The Biden administration is preparing a new aid package for Ukraine that is expected to be worth around $1 billion, multiple sources familiar with the matter told CNN.
The Senate passed the legislation Tuesday night, sending it to the White House for Biden’s signature as soon as Wednesday.
In briefings to Congress in recent weeks, administration officials have indicated that the US will likely send Ukraine long-range ATACMS, or Army Tactical Missile Systems, for the first time as part of the new aid package, three of the sources said.
Last fall the US first sent Ukraine the midrange variant of the ATACMS missile system, which can reach about 100 miles, while the longer-range version can reach as far as 190 miles.
Ukrainian officials have been asking the US both in private and in public for the long-range missile to target deeper behind Russian lines. American officials have resisted, citing both supplies and further provoking Moscow as excuses.
But US officials have been describing the situation on the Ukrainian battlefield in increasingly dire terms over the last several months, as US aid stalled amid gridlock in Congress over the administration’s $60 billion supplemental funding request.
CIA Director Bill Burns testified earlier this month that Ukraine could lose the war by the end of this year without US support, and the top US general for Europe, EUCOM commander Gen. Chris Cavoli, told Congress that the Russians have such an advantage in artillery ammunition that they will soon be outfiring the Ukrainians 10-to-1. Broadly, Russia has maintained a “significant quantitative advantage” over Ukraine in terms of munitions, manpower and equipment, a NATO official said earlier this month.

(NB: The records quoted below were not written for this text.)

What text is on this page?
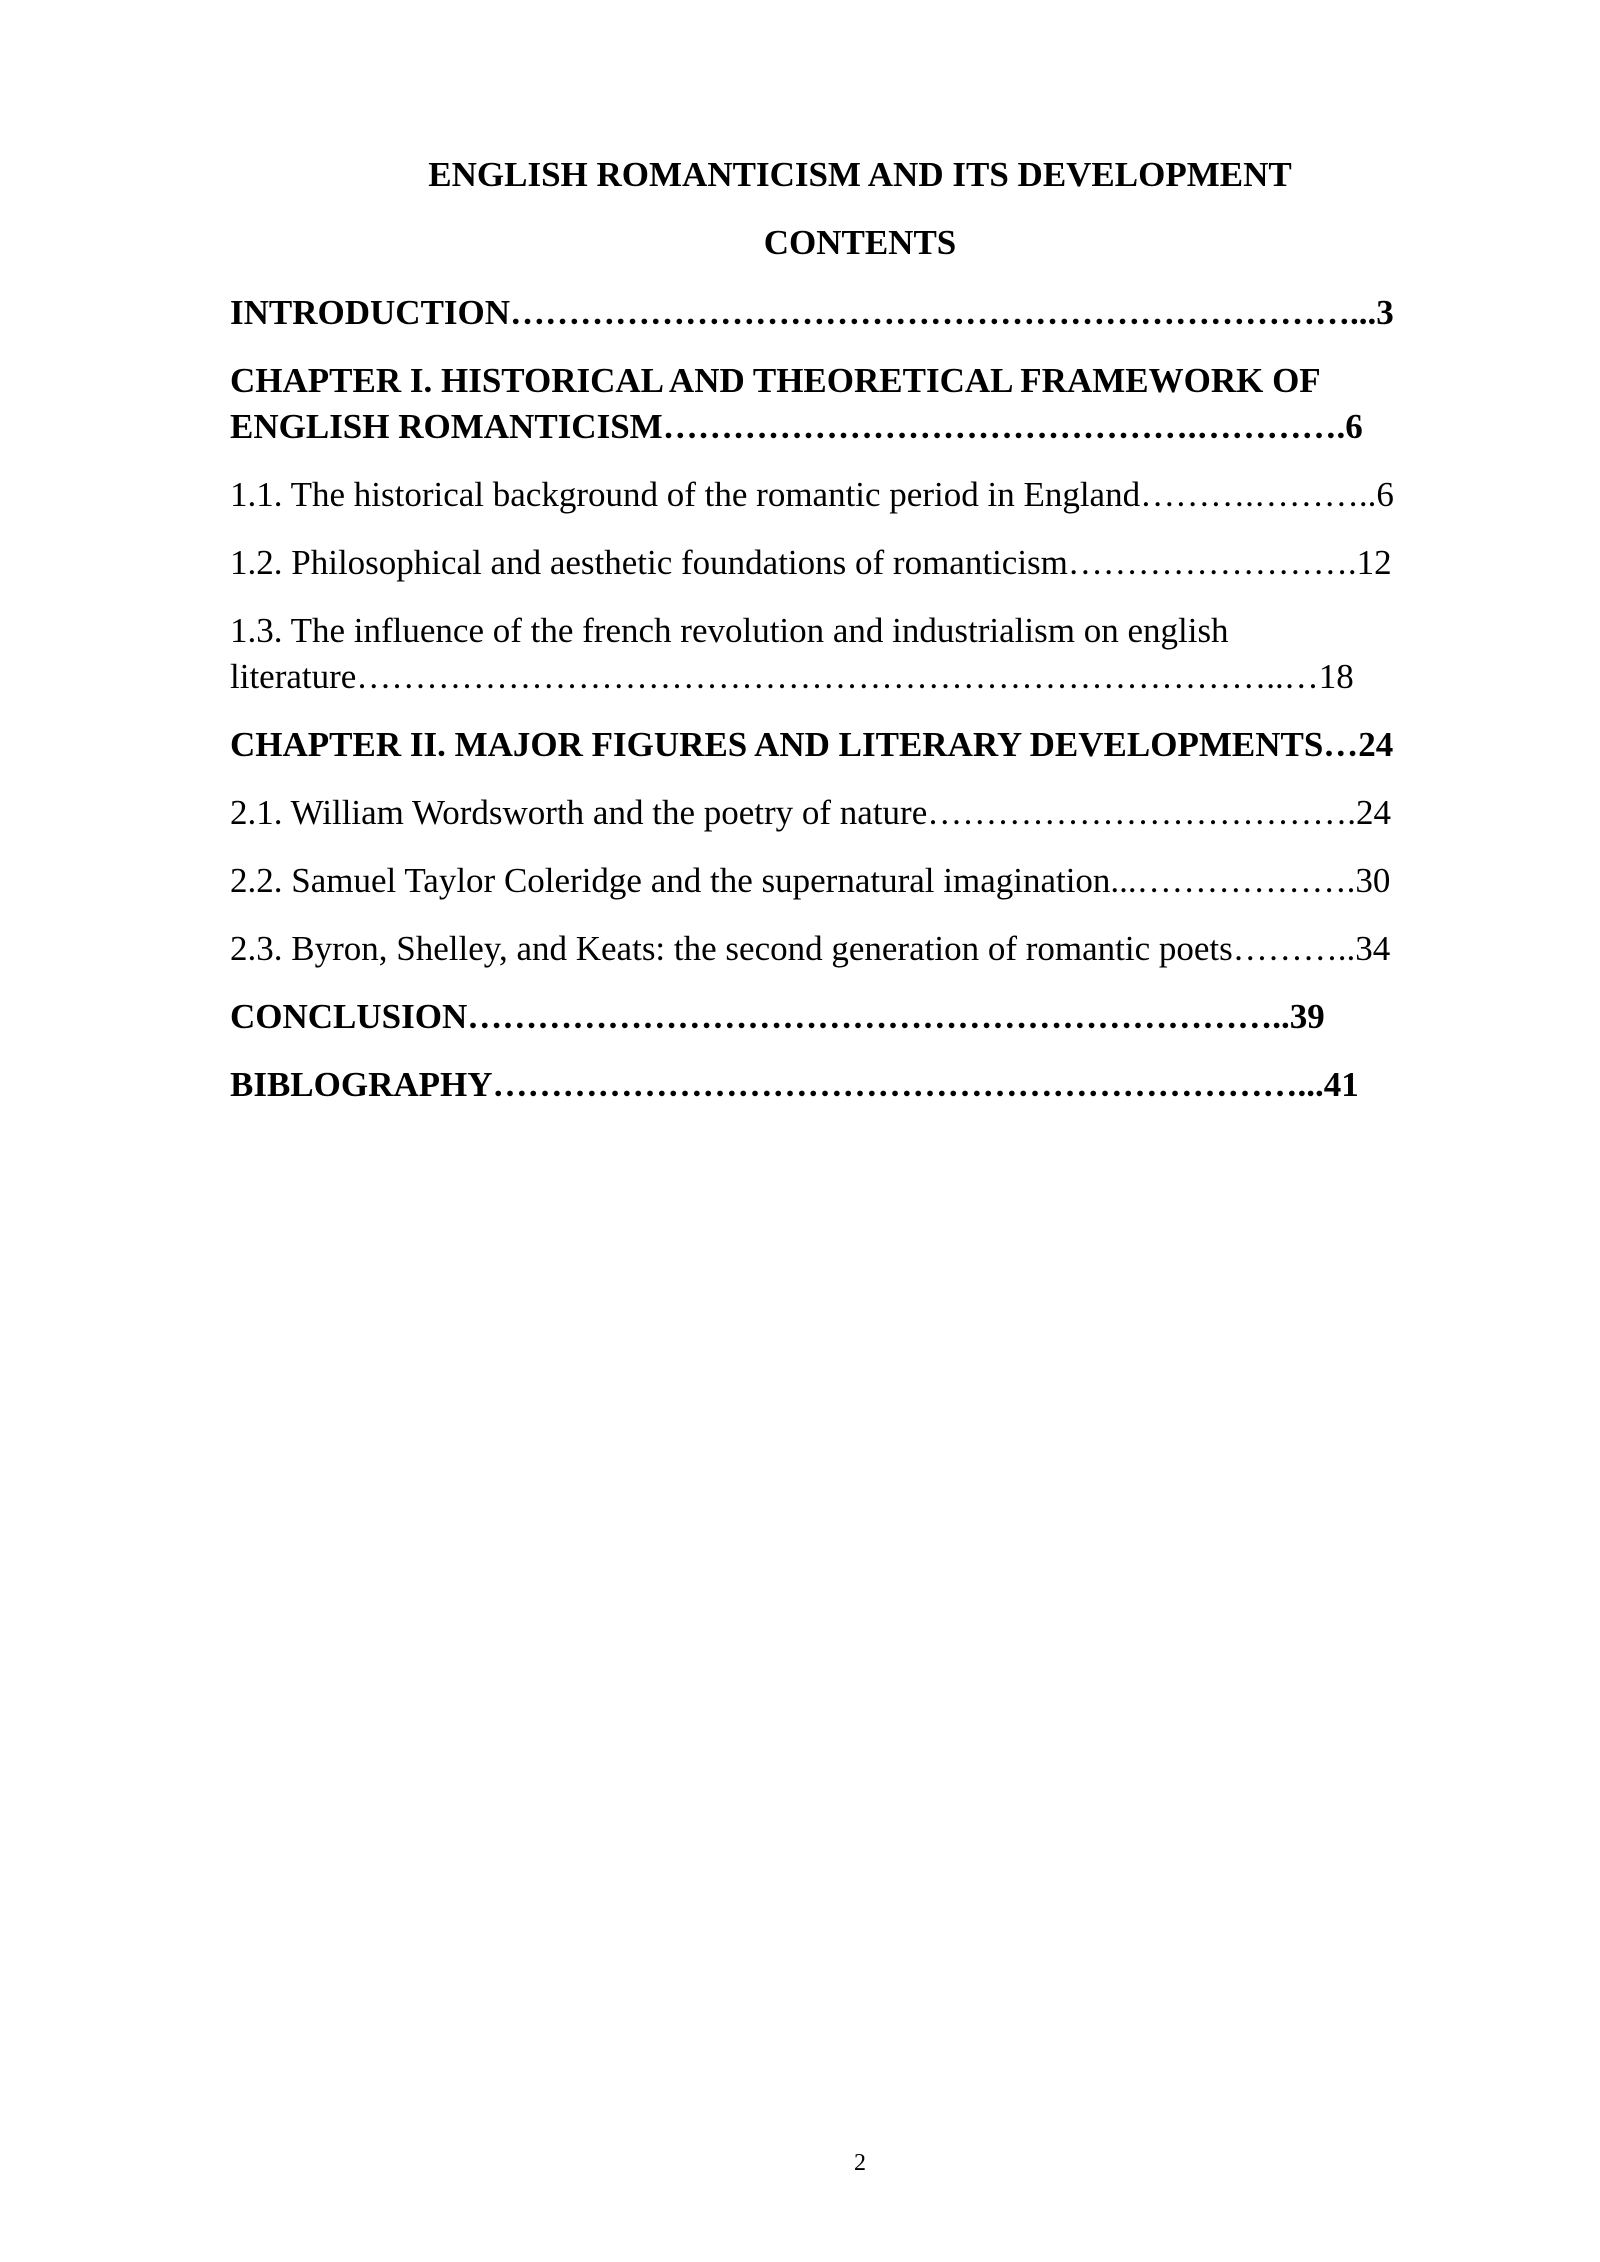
ENGLISH ROMANTICISM AND ITS DEVELOPMENT
CONTENTS
INTRODUCTION………………………………………………………………...3
CHAPTER I. HISTORICAL AND THEORETICAL FRAMEWORK OF
ENGLISH ROMANTICISM……………………………………….………….6
1.1. The historical background of the romantic period in England……….………..6
1.2. Philosophical and aesthetic foundations of romanticism…………………….12
1.3. The influence of the french revolution and industrialism on english
literature……………………………………………………………………..…18
CHAPTER II. MAJOR FIGURES AND LITERARY DEVELOPMENTS…24
2.1. William Wordsworth and the poetry of nature……………………………….24
2.2. Samuel Taylor Coleridge and the supernatural imagination...……………….30
2.3. Byron, Shelley, and Keats: the second generation of romantic poets………..34
CONCLUSION……………………………………………………………..39
BIBLOGRAPHY……………………………………………………………...41
2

Sen. Mark Warner, chairman of the Senate Intelligence Committee, told CBS’ Face the Nation on Sunday that he hopes ATACMS missiles will be sent to Ukraine by the end of next week.
“It should have happened six months ago. The next best time is right now. This week, we’ve seen the Ukrainians overperform if you step back for a moment and think about the fact that for most of my life, most of America’s defense forces were focused on Russia,” Warner said. “Getting this additional equipment as quickly as possible, I hope once this gets to the President by Tuesday or Wednesday, that these shipments will be literally launched with that longer range ATACMS.”
Republican Sen. Roger Wicker, ranking member of the Senate Armed Services Committee, said in a statement after the bill passed on Tuesday that “the delayed ATACMS delivery has cost unnecessary lives and prolonged the war. While this legislation could push pivotal momentum toward securing victory, it should not have required an act of Congress for President Biden to deliver the deep-strike missiles to Ukraine.”
The package is also expected to include more desperately needed munitions for Ukraine, including air defense and artillery ammunition, Bradley fighting vehicles and demolition weaponry, the sources said.
The text of the legislation passed by both chambers of Congress requires the administration to transfer the coveted longer-range ATACMS “as soon as practicable,” unless the president determines that doing so would be detrimental to US national security interests.
The military aid will be sourced from the US’ own stockpiles through a funding mechanism known as presidential drawdown authority, or PDA, and will be the first PDA package for Ukraine since March. It will be significantly larger than that package, however, which was worth only around $300 million that the Pentagon was able to scrounge together from cost savings elsewhere in the department.
A White House official declined to comment on the contents of the PDA except to say that the US is “prepared to quickly send military aid to Ukraine to meet their urgent battlefield and air defense needs as soon as the supplemental passes the Senate and is signed into law.”
US European Command is working to process the weaponry so that it can flow into Ukraine as efficiently as possible, officials told CNN.
Celeste Wallander, assistant secretary of defense for international security affairs, told lawmakers earlier this month that the Pentagon could begin transferring the aid “within a week or two” after the legislation passed.
This story has been updated with additional information.